Photos by Karen Zautyk


By Karen Zautyk

This was to be a straight news story about local observances of the 9/11 10th anniversary, but this correspondent is finding it difficult to write in that “5Ws” style. So I won’t. There is plenty of strictly factual coverage in the media if that is what you seek. If not, I beg your indulgence.
I attended two interfaith services last weekend: one on Friday evening at St. Stephen’s Church in Kearny; another Sunday afternoon at St. Mary’s Church in Nutley.
They were slightly different in format. They were kindred in spirit and sorrow and, yes, the joy of life continuing.
The Kearny service began outside, under too-rapidly-darkening skies, on the wide
lawn next to the church where stands a cross made of World Trade Center beams. Honor guards from the Kearny Fire and Police Departments flanked this relic of destruction and remembrance.
Clergy from churches throughout town gathered there, too, while candles were
distributed to the crowd and then lit, turning the lawn into a memory of end-of-childhood-summer firefly flickerings.

Photos by Karen Zautyk/ Singing group “doorjam” at St. Mary’s.

Then came the call to worship, the plaintive cry of the bagpipes and somber roll of drums, with St. Columcille’s band leading the way into the sanctuary beneath a massive American flag suspended between two ladder trucks. It was magnificent. It was heart-rending. It was the same way 343 other flags had been suspended outside the funeral homes where New York’s Bravest were waked a decade ago.

Pipers at St. Stephen’s.

In her homily, the Rev. Elaine Connolly of the First Presbyterian Church of Arlington, posed a question: “How can we cling to hope when we recall the awful things we witnessed?” The answer: “By remembering that, in the midst of evil, there were people who reacted with courage and goodness and love.” Not only the first responders, but also the people in the towers, the people on the planes.
“We cannot dismiss the words of hope,” she said. “God’s compassion is not spent.”
And forgiveness? “Forgiveness means that we move into the light of God’s mercy.”
On Sunday, the light of God’s mercy was evident at St. Mary’s, where, as in Kearny, clergy representing various faiths led the congregation in psalms and prayers. And where the Nutley High School Chamber Singers’ angelic voices soared across the church and to the heavens above.

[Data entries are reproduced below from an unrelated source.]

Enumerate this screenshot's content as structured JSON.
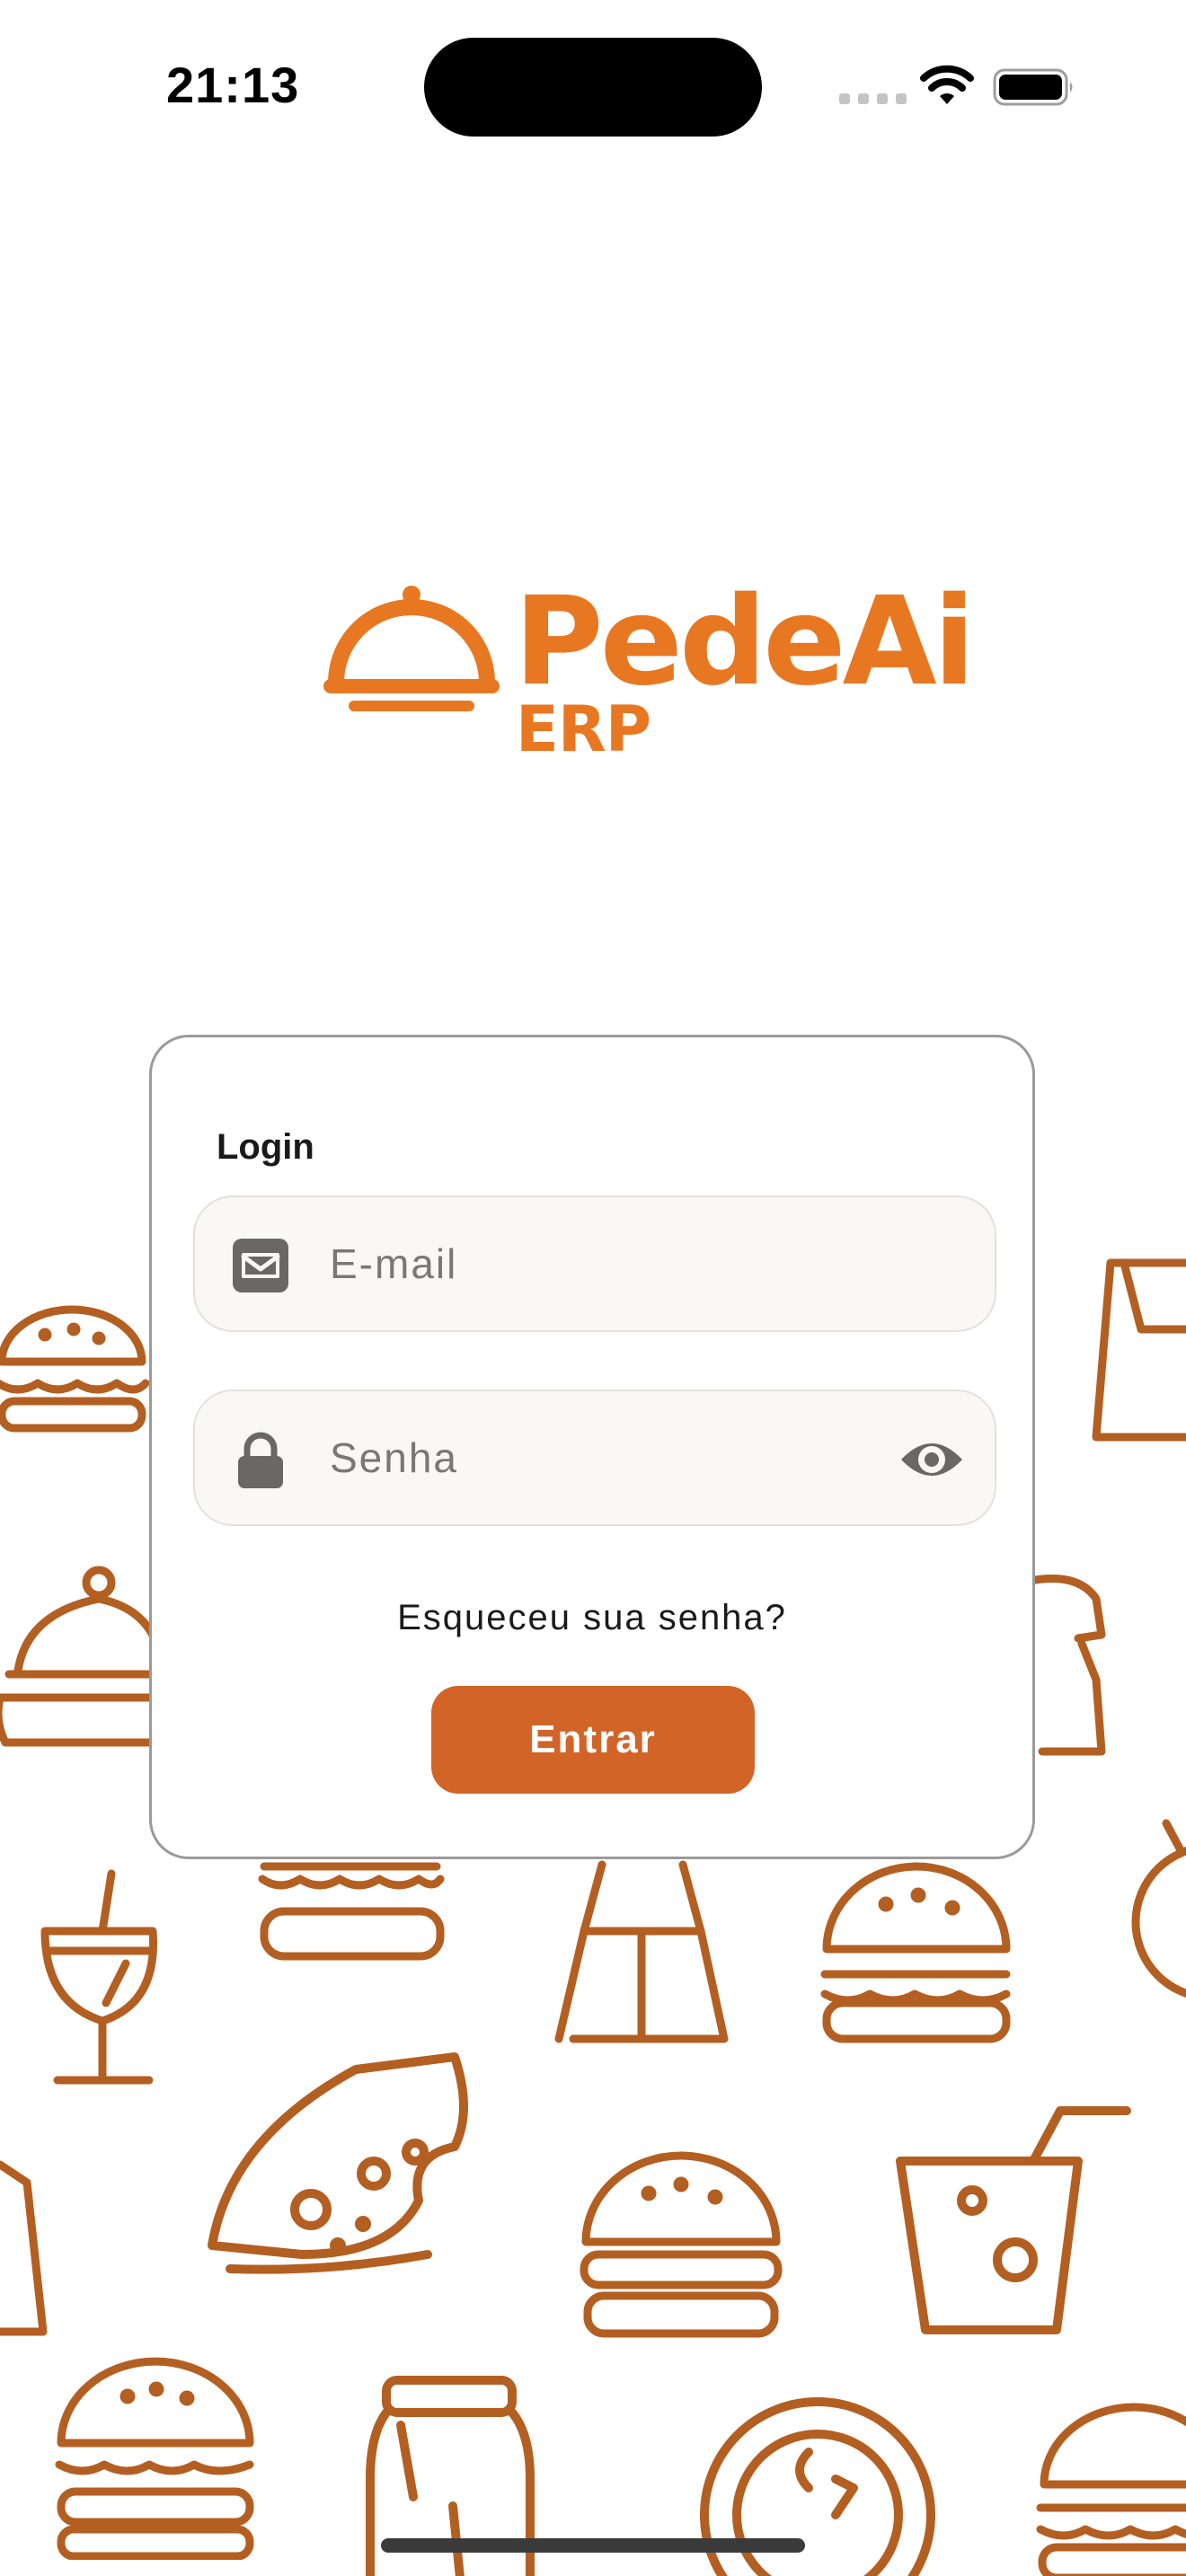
{
  "status_bar": {
    "time": "21:13"
  },
  "brand": {
    "name": "PedeAi",
    "suffix": "ERP",
    "color": "#e87722",
    "logo_icon": "food-cloche-icon"
  },
  "login_form": {
    "title": "Login",
    "email": {
      "placeholder": "E-mail",
      "value": "",
      "icon": "envelope-icon"
    },
    "password": {
      "placeholder": "Senha",
      "value": "",
      "icon": "lock-icon",
      "toggle_icon": "eye-icon"
    },
    "forgot_password_label": "Esqueceu sua senha?",
    "submit_label": "Entrar"
  },
  "colors": {
    "accent": "#d26428",
    "pattern": "#b35f22",
    "card_border": "#9a9a9a",
    "field_background": "#faf8f6"
  },
  "background_pattern": {
    "icons": [
      "burger-icon",
      "food-bag-icon",
      "takeaway-cup-icon",
      "drink-glass-icon",
      "pizza-slice-icon",
      "soda-cup-icon",
      "pizza-icon",
      "cheese-icon"
    ]
  }
}
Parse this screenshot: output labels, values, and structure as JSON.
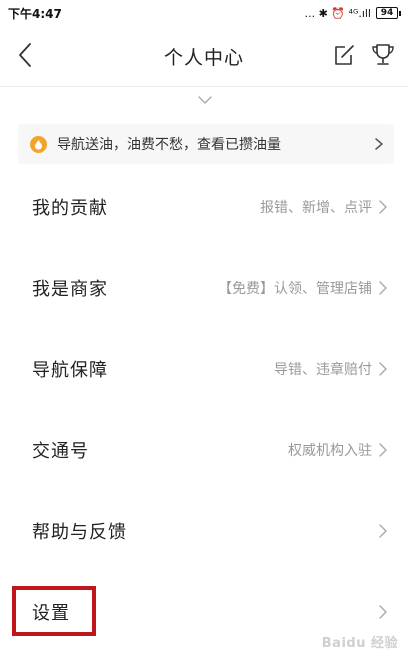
{
  "status_bar": {
    "time": "下午4:47",
    "indicators": "... ✱ ⏰ ⁴ᴳ.ıll",
    "battery": "94"
  },
  "header": {
    "title": "个人中心",
    "back_icon": "chevron-left-icon",
    "edit_icon": "edit-icon",
    "trophy_icon": "trophy-icon"
  },
  "banner": {
    "text": "导航送油，油费不愁，查看已攒油量",
    "icon": "oil-drop-icon",
    "icon_color": "#f3a42a"
  },
  "menu": [
    {
      "label": "我的贡献",
      "desc": "报错、新增、点评"
    },
    {
      "label": "我是商家",
      "desc": "【免费】认领、管理店铺"
    },
    {
      "label": "导航保障",
      "desc": "导错、违章赔付"
    },
    {
      "label": "交通号",
      "desc": "权威机构入驻"
    },
    {
      "label": "帮助与反馈",
      "desc": ""
    },
    {
      "label": "设置",
      "desc": ""
    }
  ],
  "highlight_color": "#c0161c",
  "watermark": "Baidu 经验"
}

Cross crafted from WTC steel beams at the Kearny church.

In his invocation, Father Thomas Nicastro of St. Mary’s called to mind the emotions of that morning 10 years ago: “The blue skies became the source of fiery hatred. Fear overtook us and anger exploded in our hearts.
“But your love, oh Lord, never failed us. . . . Your goodness is stronger than any evil.”
But all the words and the music and the ceremonies, however beautiful and inspiring they were, paled in comparison to the moment when the church went dark and the hundreds of faithful lit their individual candles and then raised them high in an affirmation of hope and faith and life’s continuing joys even in the midst of mourning.
And in a celebration of the comfort of God’s love.
Especially in the midst of mourning.
Last weekend began with the shadows of deep, deep sorrow. And it ended in the light. Brilliant light composed of the tiniest flames that, glowing together, were a benediction banishing the pain.